Ultralong photoluminescence lifetime enables efficient tin halide perovskite solar cells

Abstract

Lewis base additives typically undergo interactions with SnI₂ to achieve effective defect passivation in lead-free perovskite films. In this work, the thiophene ring in 2-thiophenethylammonium chloride (TEACl) has coordination interactions with Sn²⁺ and the -NH₃⁺ therein forms hydrogen bonds with I^-. This facilitates the deposition of homogeneous and dense films with fewer defects during crystallization process. Otherwise, 2-pyridinethylammonium chloride (AEPCl) gives poorly perovskite films with high defect density because of the overly strong interaction with SnI₂. As a result, the average photoluminescence life time of TEACl-passivated perovskite film was substantially increased to 22.04 ns, compared with the control film (5.15 ns) and the AEPCl-passivated film (3.55 ns).
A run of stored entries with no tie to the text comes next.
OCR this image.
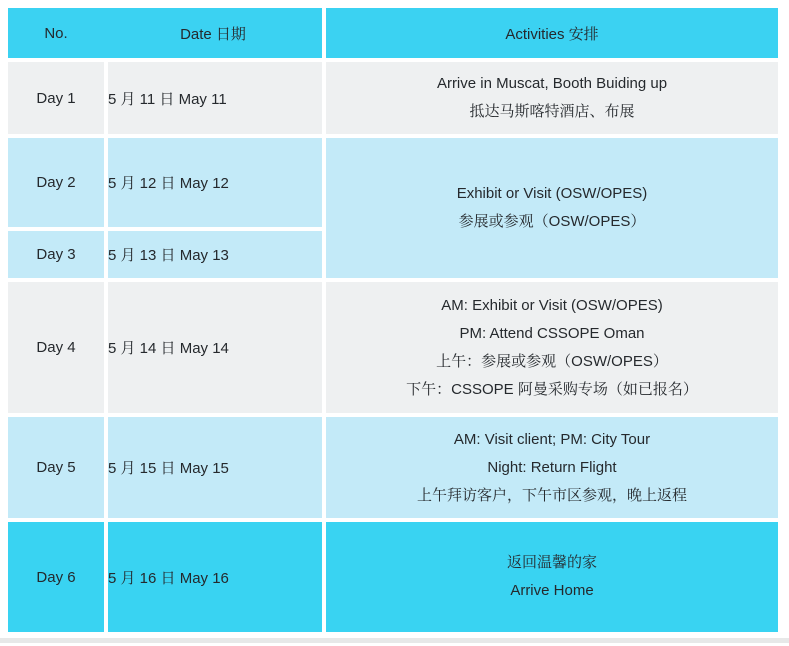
No. Date 日期		Activities 安排
Day 1	5 月 11 日 May 11	Arrive in Muscat, Booth Buiding up
抵达马斯喀特酒店、布展

Day 2	5 月 12 日 May 12	Exhibit or Visit (OSW/OPES)
参展或参观（OSW/OPES）

Day 3	5 月 13 日 May 13	
Day 4	5 月 14 日 May 14	AM: Exhibit or Visit (OSW/OPES)
PM: Attend CSSOPE Oman
上午：参展或参观（OSW/OPES）
下午：CSSOPE 阿曼采购专场（如已报名）

Day 5	5 月 15 日 May 15	AM: Visit client; PM: City Tour
Night: Return Flight
上午拜访客户，下午市区参观，晚上返程

Day 6	5 月 16 日 May 16	返回温馨的家
Arrive Home
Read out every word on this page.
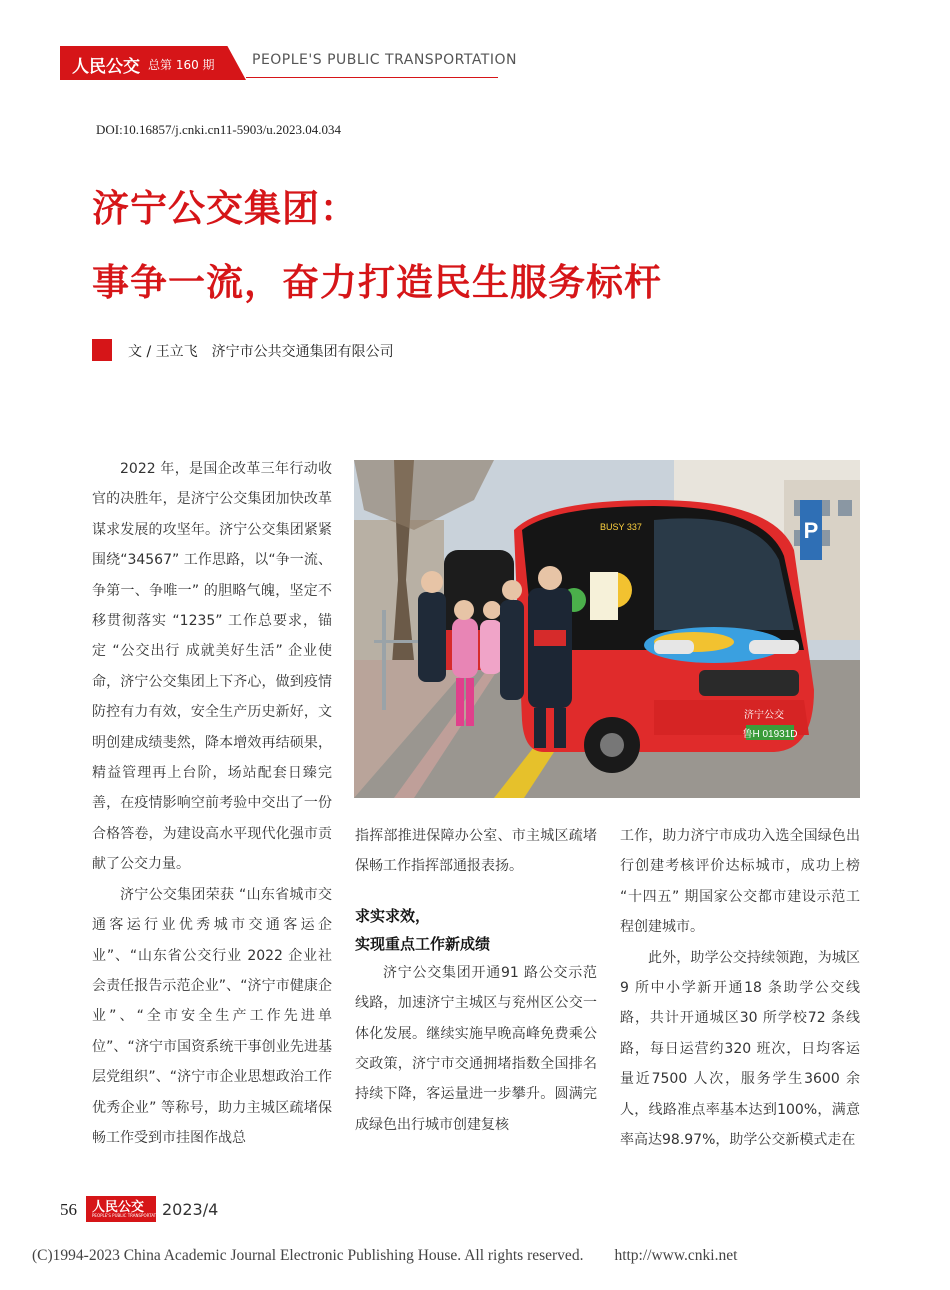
人民公交 总第 160 期	PEOPLE'S PUBLIC TRANSPORTATION
DOI:10.16857/j.cnki.cn11-5903/u.2023.04.034
济宁公交集团：
事争一流，奋力打造民生服务标杆
文 / 王立飞　济宁市公共交通集团有限公司

2022 年，是国企改革三年行动收官的决胜年，是济宁公交集团加快改革谋求发展的攻坚年。济宁公交集团紧紧围绕“34567” 工作思路，以“争一流、争第一、争唯一” 的胆略气魄，坚定不移贯彻落实 “1235” 工作总要求，锚定 “公交出行 成就美好生活” 企业使命，济宁公交集团上下齐心，做到疫情防控有力有效，安全生产历史新好，文明创建成绩斐然，降本增效再结硕果，精益管理再上台阶，场站配套日臻完善，在疫情影响空前考验中交出了一份合格答卷，为建设高水平现代化强市贡献了公交力量。

济宁公交集团荣获 “山东省城市交通客运行业优秀城市交通客运企业”、“山东省公交行业 2022 企业社会责任报告示范企业”、“济宁市健康企业”、“全市安全生产工作先进单位”、“济宁市国资系统干事创业先进基层党组织”、“济宁市企业思想政治工作优秀企业” 等称号，助力主城区疏堵保畅工作受到市挂图作战总

P
鲁H 01931D
BUSY 337
济宁公交

指挥部推进保障办公室、市主城区疏堵保畅工作指挥部通报表扬。

求实求效，
实现重点工作新成绩

济宁公交集团开通91 路公交示范线路，加速济宁主城区与兖州区公交一体化发展。继续实施早晚高峰免费乘公交政策，济宁市交通拥堵指数全国排名持续下降，客运量进一步攀升。圆满完成绿色出行城市创建复核

工作，助力济宁市成功入选全国绿色出行创建考核评价达标城市，成功上榜 “十四五” 期国家公交都市建设示范工程创建城市。

此外，助学公交持续领跑，为城区9 所中小学新开通18 条助学公交线路，共计开通城区30 所学校72 条线路，每日运营约320 班次，日均客运量近7500 人次，服务学生3600 余人，线路准点率基本达到100%，满意率高达98.97%，助学公交新模式走在

56 人民公交
PEOPLE'S PUBLIC TRANSPORTATION
2023/4
(C)1994-2023 China Academic Journal Electronic Publishing House. All rights reserved.　　http://www.cnki.net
Ultimately, the target solar cell with TEACl passivation presented a power conversion efficiency of 13.24% and excellent shelf-stand stability with a 90% retaining of initial efficiency after 2000 h of aging in N₂ atmosphere. This work sheds new light on the structural tailoring of Lewis base passivators for efficient defect passivation in lead-free tin halide perovskites.